Q2: What key themes did you note in the update?
A2: I think in terms of key themes, aftersales revenue grew by 7% on a like-for-like basis which I think is good news and we saw a similar drop-through in terms of gross profit like-for-like growth, I think the margins there were stable and that accounts for over 14% of group gross profit.
I think in used cars, the sales volume growth of around 5% is also good news as well albeit there was a little bit of margin pressure there.
In new cars, the new car volume declined by about 7% but the market was down 10% in that period as well, again I think they’ve quite worked in terms of gross profit per unit and we saw a slight increase there.
Fleet and commercial, we did see declines there but I think that was a lot to do with the market positioning of the manufacturers’ partners who were pulling back from lower margin car sales.
The company did flag that there was a reorganisation with the transfer of trade operations to some of the new part hubs, we saw the impact of that during the period as well. We actually expect there to be a small profit decline as they move more towards the agency model albeit that that’s offset by the integration of the Vans Direct acquisition.
Q3: So, has this impacted your forecast in anyway?
A3: In terms of our forecasts, we are reading our headline numbers unchanged following this update. So, as I referred to, there is a small negative impact from the transfer to the agency model in the Ford parts business but that is offset by the contributions from the Vans Direct acquisition.
A big change in our forecasts is our net debt, we do expect the net debt position to be materially higher than what we were forecasting. So, we’ve recognised a VAT repayment of about £3 million which has now been confirmed, there’s a positive working capital adjustment due to the changes in the parts business and also, we believe that our underlying working capital assumptions are very conservative as well.

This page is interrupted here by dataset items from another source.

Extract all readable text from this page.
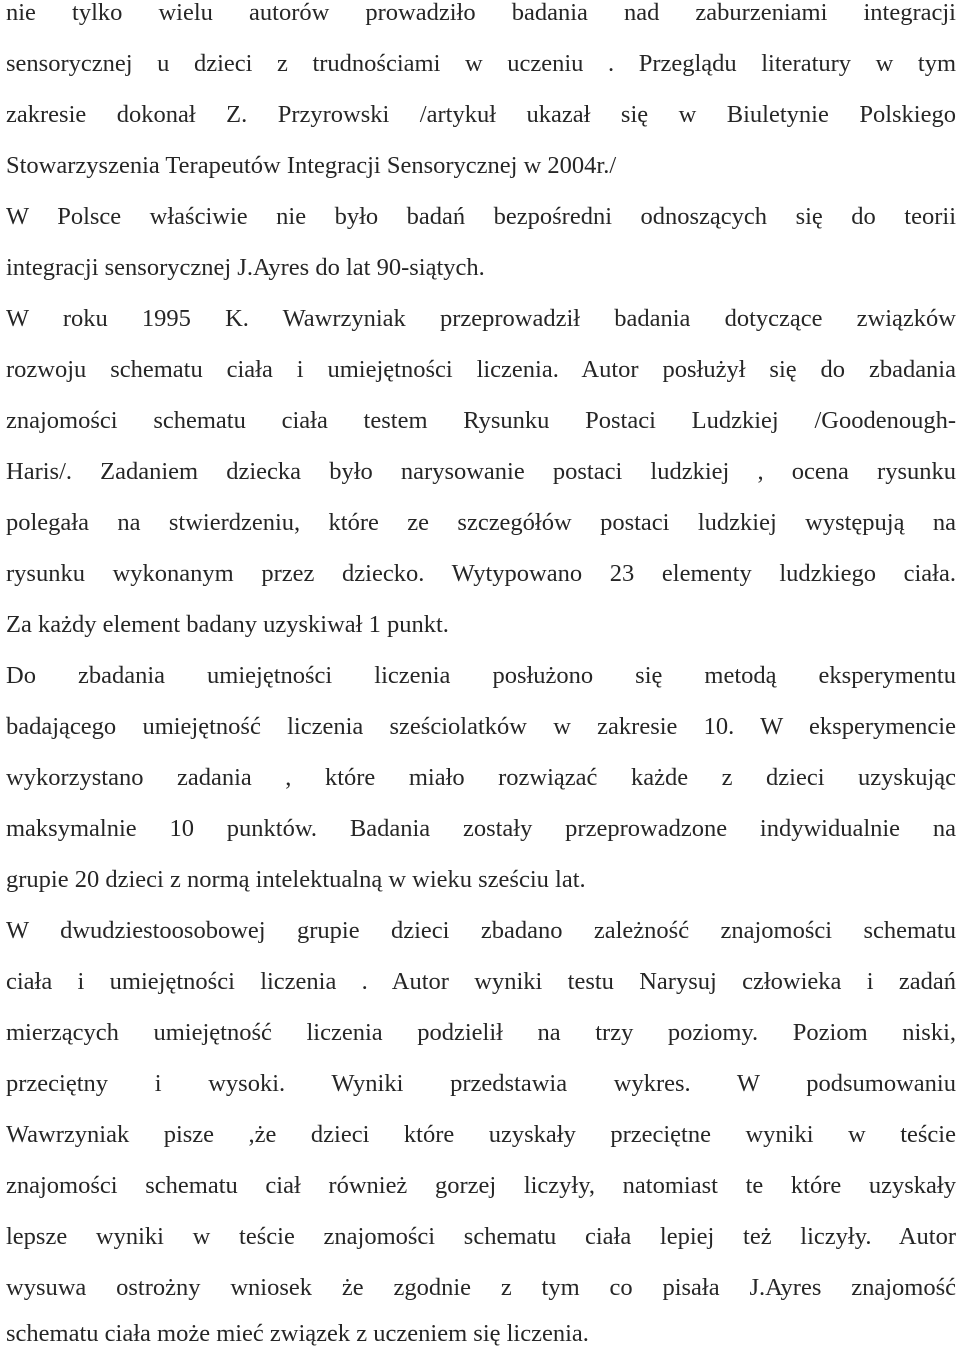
nie tylko wielu autorów prowadziło badania nad zaburzeniami integracji
sensorycznej u dzieci z trudnościami w uczeniu . Przeglądu literatury w tym
zakresie dokonał Z. Przyrowski /artykuł ukazał się w Biuletynie Polskiego
Stowarzyszenia Terapeutów Integracji Sensorycznej w 2004r./
W Polsce właściwie nie było badań bezpośredni odnoszących się do teorii
integracji sensorycznej J.Ayres do lat 90-siątych.
W roku 1995 K. Wawrzyniak przeprowadził badania dotyczące związków
rozwoju schematu ciała i umiejętności liczenia. Autor posłużył się do zbadania
znajomości schematu ciała testem Rysunku Postaci Ludzkiej /Goodenough-
Haris/. Zadaniem dziecka było narysowanie postaci ludzkiej , ocena rysunku
polegała na stwierdzeniu, które ze szczegółów postaci ludzkiej występują na
rysunku wykonanym przez dziecko. Wytypowano 23 elementy ludzkiego ciała.
Za każdy element badany uzyskiwał 1 punkt.
Do zbadania umiejętności liczenia posłużono się metodą eksperymentu
badającego umiejętność liczenia sześciolatków w zakresie 10. W eksperymencie
wykorzystano zadania , które miało rozwiązać każde z dzieci uzyskując
maksymalnie 10 punktów. Badania zostały przeprowadzone indywidualnie na
grupie 20 dzieci z normą intelektualną w wieku sześciu lat.
W dwudziestoosobowej grupie dzieci zbadano zależność znajomości schematu
ciała i umiejętności liczenia . Autor wyniki testu Narysuj człowieka i zadań
mierzących umiejętność liczenia podzielił na trzy poziomy. Poziom niski,
przeciętny i wysoki. Wyniki przedstawia wykres. W podsumowaniu
Wawrzyniak pisze ,że dzieci które uzyskały przeciętne wyniki w teście
znajomości schematu ciał również gorzej liczyły, natomiast te które uzyskały
lepsze wyniki w teście znajomości schematu ciała lepiej też liczyły. Autor
wysuwa ostrożny wniosek że zgodnie z tym co pisała J.Ayres znajomość
schematu ciała może mieć związek z uczeniem się liczenia.
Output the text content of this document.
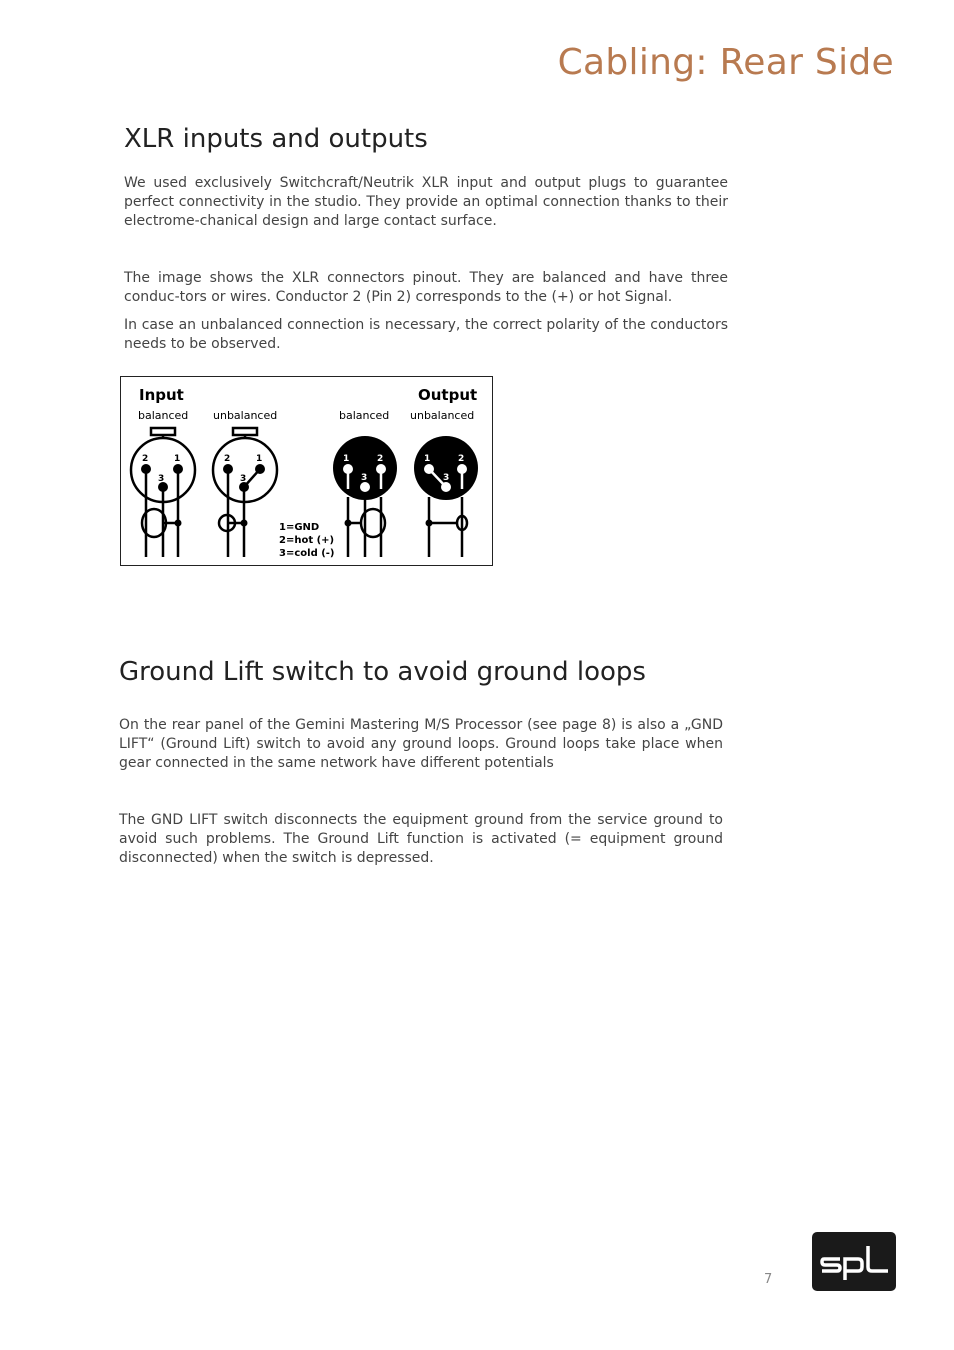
Cabling: Rear Side
XLR inputs and outputs

We used exclusively Switchcraft/Neutrik XLR input and output plugs to guarantee perfect connectivity in the studio. They provide an optimal connection thanks to their electrome-chanical design and large contact surface.

The image shows the XLR connectors pinout. They are balanced and have three conduc-tors or wires. Conductor 2 (Pin 2) corresponds to the (+) or hot Signal.

In case an unbalanced connection is necessary, the correct polarity of the conductors needs to be observed.

Input	Output
balanced unbalanced	balanced unbalanced
2	1
3
2	1
3
1=GND
2=hot (+)
3=cold (-)
1	2
3
1	2
3
Ground Lift switch to avoid ground loops

On the rear panel of the Gemini Mastering M/S Processor (see page 8) is also a „GND LIFT“ (Ground Lift) switch to avoid any ground loops. Ground loops take place when gear connected in the same network have different potentials

The GND LIFT switch disconnects the equipment ground from the service ground to avoid such problems. The Ground Lift function is activated (= equipment ground disconnected) when the switch is depressed.

7
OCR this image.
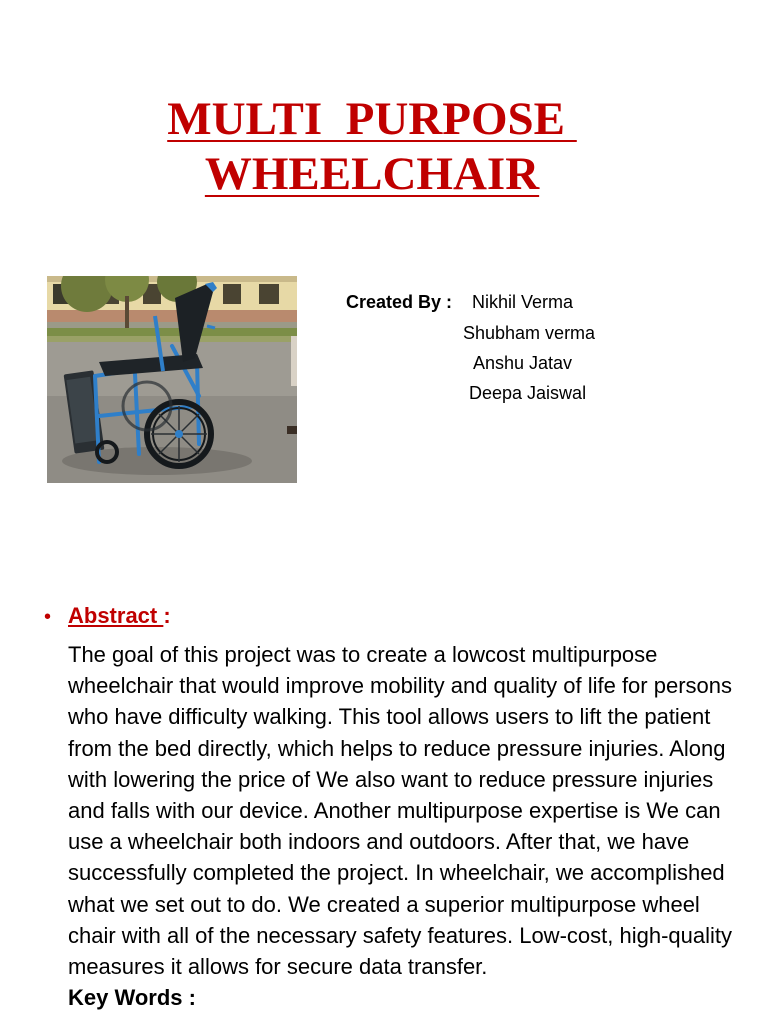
MULTI  PURPOSE
WHEELCHAIR
Created By : Nikhil Verma
Shubham verma
Anshu Jatav
Deepa Jaiswal
• Abstract :
The goal of this project was to create a lowcost multipurpose wheelchair that would improve mobility and quality of life for persons who have difficulty walking. This tool allows users to lift the patient from the bed directly, which helps to reduce pressure injuries. Along with lowering the price of We also want to reduce pressure injuries and falls with our device. Another multipurpose expertise is We can use a wheelchair both indoors and outdoors. After that, we have successfully completed the project. In wheelchair, we accomplished what we set out to do. We created a superior multipurpose wheel chair with all of the necessary safety features. Low-cost, high-quality measures it allows for secure data transfer.
Key Words :
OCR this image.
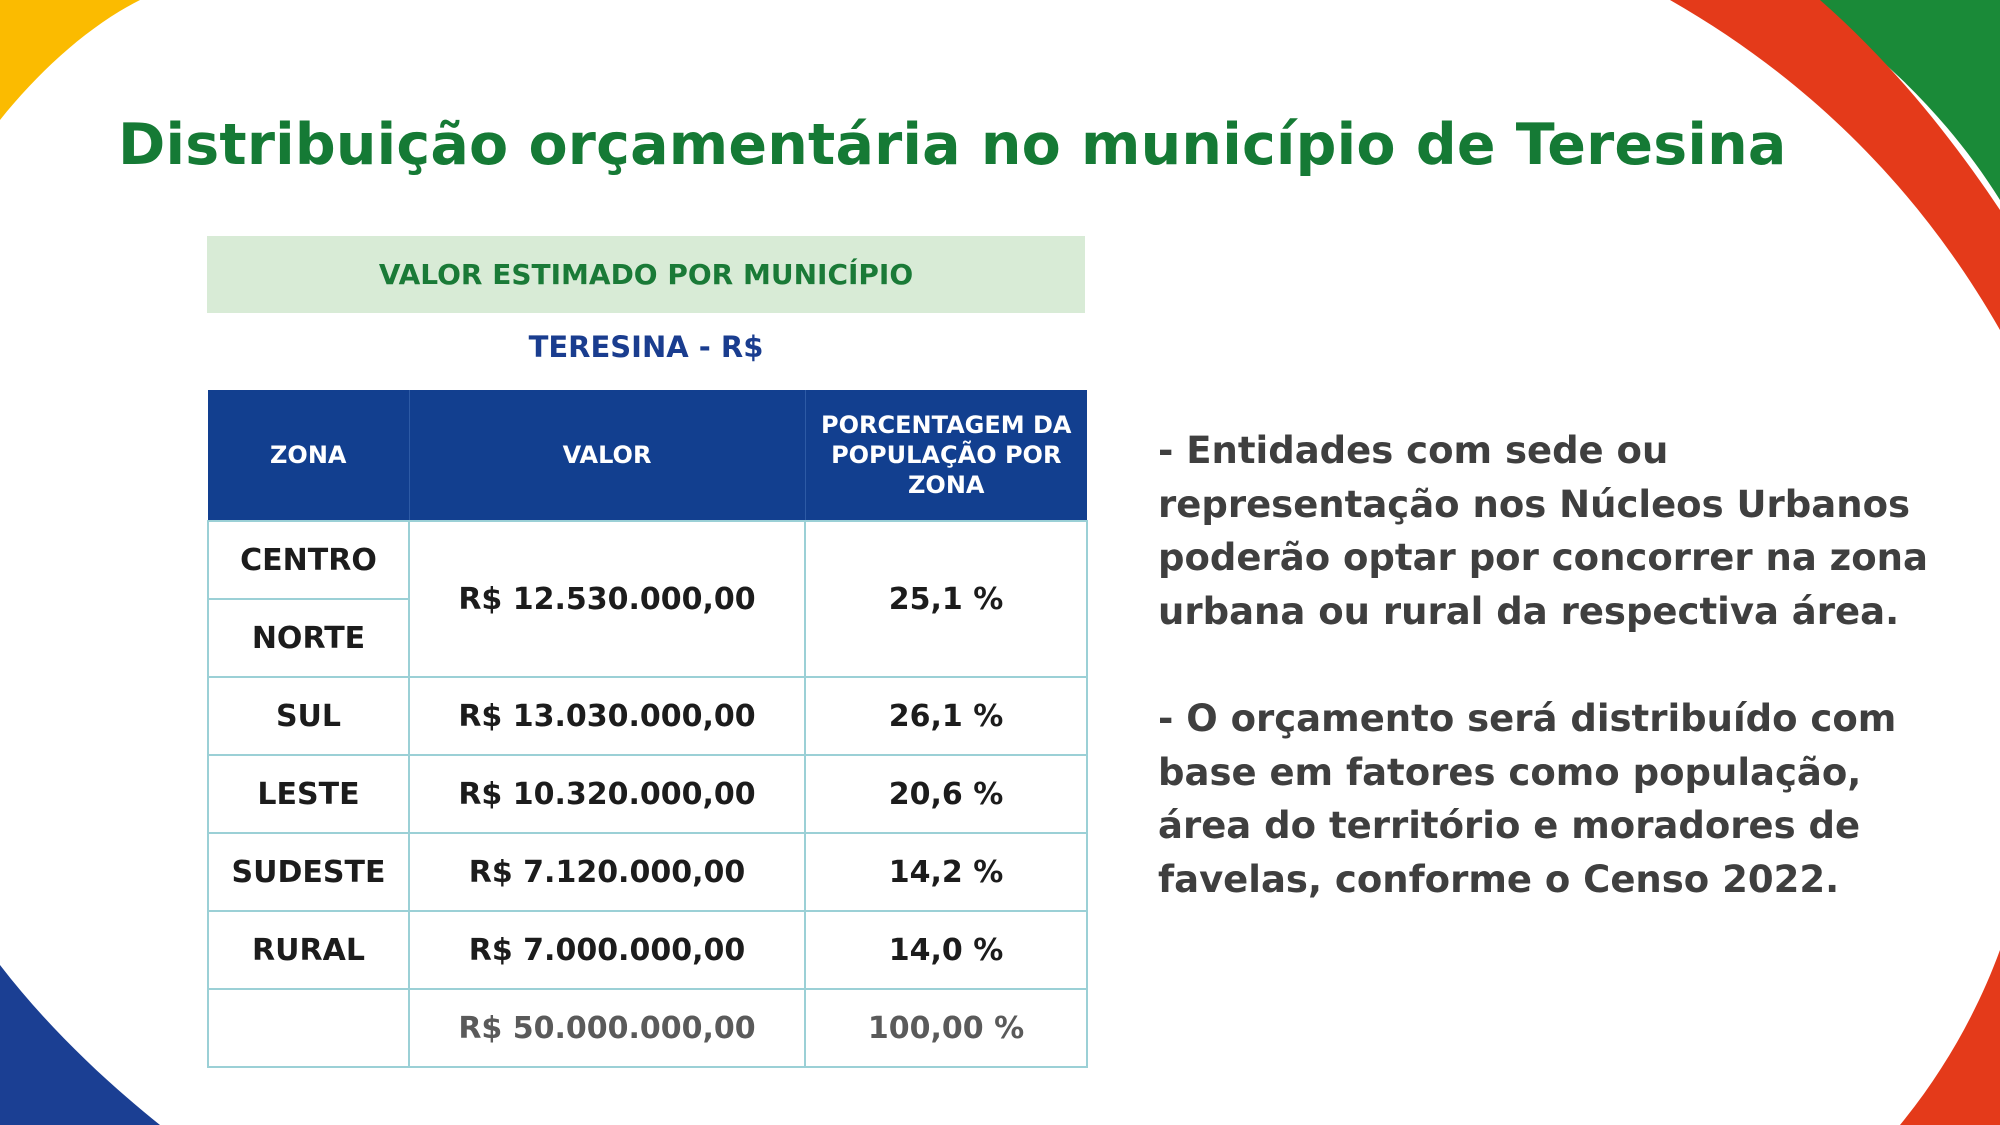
Distribuição orçamentária no município de Teresina
VALOR ESTIMADO POR MUNICÍPIO
TERESINA - R$
ZONA	VALOR	PORCENTAGEM DA POPULAÇÃO POR ZONA
CENTRO	R$ 12.530.000,00	25,1 %
NORTE		
SUL	R$ 13.030.000,00	26,1 %
LESTE	R$ 10.320.000,00	20,6 %
SUDESTE	R$ 7.120.000,00	14,2 %
RURAL	R$ 7.000.000,00	14,0 %
	R$ 50.000.000,00	100,00 %

- Entidades com sede ou representação nos Núcleos Urbanos poderão optar por concorrer na zona urbana ou rural da respectiva área.

- O orçamento será distribuído com base em fatores como população, área do território e moradores de favelas, conforme o Censo 2022.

The upshot is we expect net debt of around £15 million to February 2019 which leaves the company with a very strong balance sheet and that could provide additional fire power for potential acquisitions further down the line.
Q4: Finally, what’s your view on the Vertu Motors valuation?
A4: We think the long term valuation looks very compelling to us so 2019 is trading on a PE of 8.8 times falling to 7.3 times in 2020 and EV/EBITDA of about 5 times, falling to 4 times in 2020 and we’ve got a dividend yield of about 4%.
Management do remain very committed to driving shareholder value and it continues with its share buyback programme as well and, as I referred to before, it has a very strong balance sheet to weather any pressures we see in the industry at the moment.
So, overall, we believe the company is very well positioned.